To further evaluate the mode of death induced by Brefeldin A in radio-resistant colorectal cancer cells, the cells were treated with M50054 (Apaf-1 inhibitor) to block intrinsic apoptosis, ferrostatin-1 to inhibit ferroptosis, necrostatin-1 to inhibit necroptosis and IM-54 to block necrosis and cell survival was tested in response to Brefeldin A. We showed that M50054 blocked the death induced by Brefeldin A (Fig. 6A). This data was consistent with previous reports about the apoptotic function of Brefeldin A (Lee et al., 2013). Ferrostain-1 and necrostatin-1 failed to rescue the cells exposed to Brefeldin A suggesting that ferroptosis and necroptosis were not the mode of death induced by Brefeldin A. However, IM-54 rescued some cells treated with Brefeldin A but to a lower level to M50054 (p-value 0.0011). This data suggested that Brefeldin A was able to induce mainly apoptosis and also necrosis in radio-resistant cells. To ensure that both this modes of death are responsible for Brefeldin-induced death, we co-treated the radio-resistant cells with both M50054 and IM-54 and we found that Brefeldin A totally failed to induce death (Fig. 6B).

Mechanism of Brefeldin induced death. (A) Cell death modalities induced by Brefeldin A. The cells treated with specific inhibitors of apoptosis, ferroptosis, necroptosis and necrosis and cell death was measured. (B) Co-treatment of apoptosis and necrosis inhibitors totally blocked the death induced by Brefeldin A. Thermal shift assay of Brefeldin A with (C) Caspase-3, (E) Caspase-9 and (F) Caspase-6. (D) Caspase-3 treated with Brefeldin A concentrations and the amount of soluble proteins were determined. Error bars represent mean ± SD of three independent experiments.
Fig. 6
Mechanism of Brefeldin induced death. (A) Cell death modalities induced by Brefeldin A. The cells treated with specific inhibitors of apoptosis, ferroptosis, necroptosis and necrosis and cell death was measured. (B) Co-treatment of apoptosis and necrosis inhibitors totally blocked the death induced by Brefeldin A. Thermal shift assay of Brefeldin A with (C) Caspase-3, (E) Caspase-9 and (F) Caspase-6. (D) Caspase-3 treated with Brefeldin A concentrations and the amount of soluble proteins were determined. Error bars represent mean ± SD of three independent experiments.
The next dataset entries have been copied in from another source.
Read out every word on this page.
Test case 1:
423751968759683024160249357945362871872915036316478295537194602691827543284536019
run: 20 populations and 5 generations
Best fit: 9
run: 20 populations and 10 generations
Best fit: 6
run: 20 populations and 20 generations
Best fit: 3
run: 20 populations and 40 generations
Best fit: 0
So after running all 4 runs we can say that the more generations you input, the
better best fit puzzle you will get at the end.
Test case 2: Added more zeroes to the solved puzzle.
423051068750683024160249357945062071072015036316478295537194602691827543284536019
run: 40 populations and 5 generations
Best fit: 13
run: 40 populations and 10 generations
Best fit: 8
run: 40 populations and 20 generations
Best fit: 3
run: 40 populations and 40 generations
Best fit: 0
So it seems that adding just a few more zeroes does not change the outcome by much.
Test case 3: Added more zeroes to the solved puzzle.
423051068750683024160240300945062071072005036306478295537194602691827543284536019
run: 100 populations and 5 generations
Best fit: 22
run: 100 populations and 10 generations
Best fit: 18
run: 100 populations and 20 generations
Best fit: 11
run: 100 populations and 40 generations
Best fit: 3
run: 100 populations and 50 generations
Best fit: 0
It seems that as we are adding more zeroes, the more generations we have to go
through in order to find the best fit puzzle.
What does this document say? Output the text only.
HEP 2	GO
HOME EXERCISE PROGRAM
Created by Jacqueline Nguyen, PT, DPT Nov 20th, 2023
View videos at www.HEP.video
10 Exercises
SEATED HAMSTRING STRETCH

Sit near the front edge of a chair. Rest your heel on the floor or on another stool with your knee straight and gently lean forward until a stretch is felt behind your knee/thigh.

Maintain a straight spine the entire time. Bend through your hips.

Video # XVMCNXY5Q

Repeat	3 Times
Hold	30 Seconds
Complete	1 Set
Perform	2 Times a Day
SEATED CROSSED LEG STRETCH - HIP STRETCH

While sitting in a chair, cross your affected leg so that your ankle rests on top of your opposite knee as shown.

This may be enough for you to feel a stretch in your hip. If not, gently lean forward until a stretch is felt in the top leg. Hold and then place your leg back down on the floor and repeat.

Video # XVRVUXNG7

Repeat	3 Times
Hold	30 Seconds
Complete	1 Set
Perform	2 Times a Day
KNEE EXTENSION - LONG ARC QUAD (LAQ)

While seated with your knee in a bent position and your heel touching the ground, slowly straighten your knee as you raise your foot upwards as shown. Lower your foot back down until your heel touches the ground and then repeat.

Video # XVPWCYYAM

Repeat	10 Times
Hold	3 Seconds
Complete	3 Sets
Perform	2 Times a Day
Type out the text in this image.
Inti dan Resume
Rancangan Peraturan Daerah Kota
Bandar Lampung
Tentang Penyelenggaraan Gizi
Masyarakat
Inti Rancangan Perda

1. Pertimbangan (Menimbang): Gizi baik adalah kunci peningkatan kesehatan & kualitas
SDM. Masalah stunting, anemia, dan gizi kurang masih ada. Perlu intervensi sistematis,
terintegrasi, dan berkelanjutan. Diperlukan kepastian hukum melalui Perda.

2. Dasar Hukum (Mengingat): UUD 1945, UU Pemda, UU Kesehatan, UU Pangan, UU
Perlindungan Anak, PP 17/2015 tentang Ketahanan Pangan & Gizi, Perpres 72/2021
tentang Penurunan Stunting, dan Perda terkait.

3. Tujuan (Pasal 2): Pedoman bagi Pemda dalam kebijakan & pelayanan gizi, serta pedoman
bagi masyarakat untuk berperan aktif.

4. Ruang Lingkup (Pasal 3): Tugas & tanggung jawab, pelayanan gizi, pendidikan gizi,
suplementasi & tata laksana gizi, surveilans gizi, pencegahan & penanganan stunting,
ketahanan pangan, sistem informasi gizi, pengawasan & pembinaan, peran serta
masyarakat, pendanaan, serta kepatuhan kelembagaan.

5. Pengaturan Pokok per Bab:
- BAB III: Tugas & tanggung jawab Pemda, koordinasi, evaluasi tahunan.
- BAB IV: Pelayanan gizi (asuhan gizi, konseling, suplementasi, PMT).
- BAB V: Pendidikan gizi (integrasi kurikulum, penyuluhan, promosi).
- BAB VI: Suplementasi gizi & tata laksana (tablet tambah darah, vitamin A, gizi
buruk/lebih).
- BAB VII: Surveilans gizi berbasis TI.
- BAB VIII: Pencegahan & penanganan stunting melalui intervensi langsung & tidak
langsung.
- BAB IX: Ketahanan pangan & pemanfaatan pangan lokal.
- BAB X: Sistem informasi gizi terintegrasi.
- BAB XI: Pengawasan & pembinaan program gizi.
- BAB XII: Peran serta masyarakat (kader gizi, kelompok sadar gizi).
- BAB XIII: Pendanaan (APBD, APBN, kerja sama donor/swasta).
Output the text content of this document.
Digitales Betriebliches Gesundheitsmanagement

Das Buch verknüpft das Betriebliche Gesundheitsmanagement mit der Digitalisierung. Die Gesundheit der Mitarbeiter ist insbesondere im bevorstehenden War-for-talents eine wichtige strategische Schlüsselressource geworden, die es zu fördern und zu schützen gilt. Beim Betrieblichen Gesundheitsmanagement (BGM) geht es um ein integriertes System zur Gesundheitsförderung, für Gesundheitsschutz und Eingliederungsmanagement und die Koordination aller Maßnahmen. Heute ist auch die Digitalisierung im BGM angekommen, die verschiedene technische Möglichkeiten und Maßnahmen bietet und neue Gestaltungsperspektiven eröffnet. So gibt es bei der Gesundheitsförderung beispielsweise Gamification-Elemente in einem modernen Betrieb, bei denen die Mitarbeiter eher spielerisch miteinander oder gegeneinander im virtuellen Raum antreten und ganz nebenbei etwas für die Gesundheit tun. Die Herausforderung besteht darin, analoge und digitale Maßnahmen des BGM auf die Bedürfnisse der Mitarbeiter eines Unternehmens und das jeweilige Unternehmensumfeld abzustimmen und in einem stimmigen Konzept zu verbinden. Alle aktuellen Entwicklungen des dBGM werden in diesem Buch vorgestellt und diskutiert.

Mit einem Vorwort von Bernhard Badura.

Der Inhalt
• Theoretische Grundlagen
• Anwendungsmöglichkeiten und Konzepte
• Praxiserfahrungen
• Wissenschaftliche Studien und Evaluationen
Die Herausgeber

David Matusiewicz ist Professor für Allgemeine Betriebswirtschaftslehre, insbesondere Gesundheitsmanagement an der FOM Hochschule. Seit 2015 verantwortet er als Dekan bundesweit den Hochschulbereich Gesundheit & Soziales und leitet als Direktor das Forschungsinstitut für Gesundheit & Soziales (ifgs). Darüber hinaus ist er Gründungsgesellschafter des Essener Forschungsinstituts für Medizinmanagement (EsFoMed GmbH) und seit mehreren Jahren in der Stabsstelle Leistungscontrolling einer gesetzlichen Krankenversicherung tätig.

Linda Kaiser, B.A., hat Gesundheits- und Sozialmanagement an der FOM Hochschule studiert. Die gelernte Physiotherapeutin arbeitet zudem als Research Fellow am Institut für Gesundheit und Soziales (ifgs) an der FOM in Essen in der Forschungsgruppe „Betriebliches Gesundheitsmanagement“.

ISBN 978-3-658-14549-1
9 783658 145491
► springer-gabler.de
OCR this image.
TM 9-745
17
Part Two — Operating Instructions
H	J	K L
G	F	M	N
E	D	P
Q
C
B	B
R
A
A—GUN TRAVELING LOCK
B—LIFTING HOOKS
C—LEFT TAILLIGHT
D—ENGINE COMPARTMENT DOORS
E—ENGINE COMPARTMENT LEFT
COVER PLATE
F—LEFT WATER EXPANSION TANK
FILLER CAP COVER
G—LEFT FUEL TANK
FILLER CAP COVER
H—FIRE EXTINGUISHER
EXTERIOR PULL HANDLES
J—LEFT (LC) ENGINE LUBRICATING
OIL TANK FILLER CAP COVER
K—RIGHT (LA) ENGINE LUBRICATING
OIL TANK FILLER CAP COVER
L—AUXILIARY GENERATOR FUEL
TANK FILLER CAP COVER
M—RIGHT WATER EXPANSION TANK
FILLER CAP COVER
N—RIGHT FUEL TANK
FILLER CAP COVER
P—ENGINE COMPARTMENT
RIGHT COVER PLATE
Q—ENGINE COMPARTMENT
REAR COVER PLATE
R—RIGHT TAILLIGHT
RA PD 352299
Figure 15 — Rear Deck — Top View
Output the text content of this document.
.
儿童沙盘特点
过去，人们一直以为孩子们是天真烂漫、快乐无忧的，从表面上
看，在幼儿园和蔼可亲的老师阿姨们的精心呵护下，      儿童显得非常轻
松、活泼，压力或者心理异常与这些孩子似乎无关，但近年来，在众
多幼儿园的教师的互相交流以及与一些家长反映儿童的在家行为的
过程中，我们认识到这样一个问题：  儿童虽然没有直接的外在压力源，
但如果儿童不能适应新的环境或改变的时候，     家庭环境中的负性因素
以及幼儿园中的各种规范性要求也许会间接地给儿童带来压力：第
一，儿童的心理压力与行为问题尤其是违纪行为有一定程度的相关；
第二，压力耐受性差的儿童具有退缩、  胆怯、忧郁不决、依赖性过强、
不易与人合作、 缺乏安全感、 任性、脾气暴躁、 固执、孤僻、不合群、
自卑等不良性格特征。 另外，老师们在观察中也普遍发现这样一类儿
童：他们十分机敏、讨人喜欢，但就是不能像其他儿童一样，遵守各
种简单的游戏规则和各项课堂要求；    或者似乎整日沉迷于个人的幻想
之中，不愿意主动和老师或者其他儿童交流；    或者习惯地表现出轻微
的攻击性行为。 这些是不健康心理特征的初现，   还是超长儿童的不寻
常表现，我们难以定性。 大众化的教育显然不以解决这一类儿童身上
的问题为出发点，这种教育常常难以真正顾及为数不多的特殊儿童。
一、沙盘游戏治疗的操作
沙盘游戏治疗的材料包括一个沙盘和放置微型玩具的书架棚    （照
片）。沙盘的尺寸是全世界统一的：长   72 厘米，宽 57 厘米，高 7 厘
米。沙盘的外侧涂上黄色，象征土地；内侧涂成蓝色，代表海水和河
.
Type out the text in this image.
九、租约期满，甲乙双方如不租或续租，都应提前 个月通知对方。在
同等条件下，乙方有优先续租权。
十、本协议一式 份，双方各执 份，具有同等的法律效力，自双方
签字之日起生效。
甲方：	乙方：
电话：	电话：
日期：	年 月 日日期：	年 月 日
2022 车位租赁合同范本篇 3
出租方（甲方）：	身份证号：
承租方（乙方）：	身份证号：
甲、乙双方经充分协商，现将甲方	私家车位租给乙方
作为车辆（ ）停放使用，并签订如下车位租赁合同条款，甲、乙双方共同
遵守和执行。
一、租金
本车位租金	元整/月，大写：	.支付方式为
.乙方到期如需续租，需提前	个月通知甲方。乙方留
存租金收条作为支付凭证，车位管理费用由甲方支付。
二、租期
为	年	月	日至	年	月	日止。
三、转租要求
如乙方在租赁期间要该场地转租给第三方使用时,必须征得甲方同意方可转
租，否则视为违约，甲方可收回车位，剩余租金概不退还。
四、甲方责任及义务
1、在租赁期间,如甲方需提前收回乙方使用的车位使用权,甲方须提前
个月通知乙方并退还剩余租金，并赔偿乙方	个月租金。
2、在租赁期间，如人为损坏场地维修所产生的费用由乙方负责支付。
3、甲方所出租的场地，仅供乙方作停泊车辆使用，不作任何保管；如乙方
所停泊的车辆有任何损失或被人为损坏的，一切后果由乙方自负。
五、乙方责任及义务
As Brefeldin A was identified by measuring the caspase-3 activity (Fig. 2), we aimed to investigate if Brefeldin A interacted to caspase-3. We used recombinant caspase-3 and performed thermal shift assay in the presence of Brefeldin A. thermal shift assay showed that 50% of caspase-3 was denatured at 70 °C and treatment with Brefeldin A stabilized the caspase-3, as shown by 50% denaturation at 76 °C (Fig. 6C). This thermal shift suggested that Brefeldin A directly binds to and stabilizes caspase-3. Then thermal shift assay was performed using brefeldin concentrations and we found that Brefeldin A binds to caspase-3 with the EC50 of about 50 µM (Fig. 6D). This concentration is close to the one that induce death in radio-resistant cells, suggesting that binding to caspase-3 was the main cause of death. We also looked at the Brefeldin A binding to other apoptotic caspases like caspase-9 and caspase-6. Thermal shift assay failed to detect any interactions (Fig. 6E,F). This is an interesting finding as it suggests that Brefeldin A specifically interacts to caspase-3 not caspase-6 and -9. Natural products have been reported to regulate the gene expressions. We measured the transcripts of key components of intrinsic apoptosis and identified that Brefeldin A didn’t alter the transcription of Apaf-1, caspase-3, caspase-9, PARP and XIAP (supplementary Fig. 1).

4

4 Discussion

Radioresistance is a major challenge for further improvement of therapeutic effects of chemotherapy and neoadjuvant radiotherapy. However, the underlying mechanisms that lead to radio-resistance are not fully understood, although DNA repair system, apoptosis and cell survival, epithelial-mesenchymal transition, tumor stem cell, and the generation of ROS have been proposed to be involved (Baptistella et al., 2019; Ji et al., 2018; Wang et al., 2019; Yu et al., 2014). Radiation resistance have been reported in many cancers like gastrointestinal cancer where it occurs in 70–96% of cases and colorectal cancer (Buckley et al., 2020). To date, not a single compound has been identified to fully re-sensitize the radio-resistant cells. In this study, we screened a large panel of natural product library aiming to identify compounds to selectively target radio-resistant colorectal cancer cells.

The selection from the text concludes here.